Ericsson is good on the technical achievement, around what has been jettisoned with RedCap: bandwidth requirements, say, are reduced to 20 MHz and 100 MHz in frequency range 1 (FR1; 4.1 GHz to 7.125 GHz) and FR2 (24.25 GHz to 52.6 GHz); the number of ‘receive branches’ is reduced, also, meaning a reduction in receive antennas; the max number of downlink MIMO layers, equal to the number of receive branches, is also reduced.
There are other innovations, too, to make 5G viable for low-power IoT sensors apps, notably with more flex around modulation order, duplex operation / support.

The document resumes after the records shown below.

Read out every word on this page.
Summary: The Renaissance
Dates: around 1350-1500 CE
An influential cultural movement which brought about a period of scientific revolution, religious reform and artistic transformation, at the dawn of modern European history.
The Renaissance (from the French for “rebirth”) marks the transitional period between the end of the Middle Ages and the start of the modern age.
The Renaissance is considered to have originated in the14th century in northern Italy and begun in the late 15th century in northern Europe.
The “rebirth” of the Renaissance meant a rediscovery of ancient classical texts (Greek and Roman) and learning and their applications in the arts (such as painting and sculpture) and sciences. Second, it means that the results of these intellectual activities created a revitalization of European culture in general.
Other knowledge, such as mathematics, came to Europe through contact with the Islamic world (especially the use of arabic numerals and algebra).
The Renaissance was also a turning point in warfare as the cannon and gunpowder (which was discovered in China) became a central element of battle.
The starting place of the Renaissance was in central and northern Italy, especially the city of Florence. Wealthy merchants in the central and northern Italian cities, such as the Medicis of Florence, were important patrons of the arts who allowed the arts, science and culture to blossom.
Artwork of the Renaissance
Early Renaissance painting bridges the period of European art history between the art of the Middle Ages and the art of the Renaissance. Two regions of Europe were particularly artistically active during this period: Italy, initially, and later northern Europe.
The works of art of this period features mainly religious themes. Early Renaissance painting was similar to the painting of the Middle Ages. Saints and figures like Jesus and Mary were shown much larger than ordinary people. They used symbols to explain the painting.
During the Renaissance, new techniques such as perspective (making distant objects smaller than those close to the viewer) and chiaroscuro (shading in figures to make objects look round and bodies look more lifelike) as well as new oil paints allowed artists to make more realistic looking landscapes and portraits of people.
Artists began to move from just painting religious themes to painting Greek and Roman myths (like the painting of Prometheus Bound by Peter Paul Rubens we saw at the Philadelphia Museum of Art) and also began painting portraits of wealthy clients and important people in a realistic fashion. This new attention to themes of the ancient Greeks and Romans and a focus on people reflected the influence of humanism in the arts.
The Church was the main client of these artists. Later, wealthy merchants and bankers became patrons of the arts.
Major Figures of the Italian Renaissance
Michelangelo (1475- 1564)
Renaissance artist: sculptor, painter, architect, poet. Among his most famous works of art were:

Ericsson writes: “Substantial cost and complexity reduction can be achieved… [to] establish RedCap as a distinct device segment from eMBB or [URLLC].” The upshot is lower device complexity, which results in lower cost, longer life, and enough grunt to get most IoT jobs done.
But the message about hole-filling might be considered a smokescreen; most of the industrial IoT applications linked with RedCap are variously quite-well served, from a technical point of view, by LPWA network solutions using NB-IoT, LTE-M, or LoRaWAN – or Sigfox or MIOTY (TS-UNB), or whatever else. And the 2024 time-frame for Release 17 level RedCap-equipped IoT devices to appear gives the rest of the market room to manoeuvre, also.
And with key RedCap advancements – including higher transmission rates, advanced positioning, ‘sidelink’ near-field comms, and even support for unlicensed spectrum – only defined in Release 18 (see Qualcomm graphic below), coming out in the second half of the decade, the IoT game for the cellular crowd remains a long haul. The big short-term (2024) boost is industrial enterprises, including those deploying private 5G, will be able to get two-for-one on IoT networks.
Omdia explains: “Enterprises looking to deploy a mix of… high-performance and mid-speed devices must deploy two [5G and 4G/LTE] separate networks… [which] creates extra cost and complexity. There is no upgrade path for existing… [LTE-M] devices to migrate to 5G NR. Since most operators do not have immediate plans to phase out 4G networks, this issue is not a primary concern. However, this issue will become a more critical factor in a few years.”
So really the motivation with RedCap, as Omdia indicates above, is to migrate new and legacy M2M/IoT contracts to 5G NR in time for sun-setting LTE and, with it, NB-IoT and LTE-M. Qualcomm states: “As the 5G evolution continues, there will come a time in the future when communications service providers start to migrate away from 4G toward 5G. With this in mind, 5G NR-Light becomes the platform of choice for future-proofing new mid-tier IoT designs.”
Or does it? It still sounds like a long way off – like another future cellular tech without an ecosystem, or an easy way to sell, and a track record that does not bring much optimism.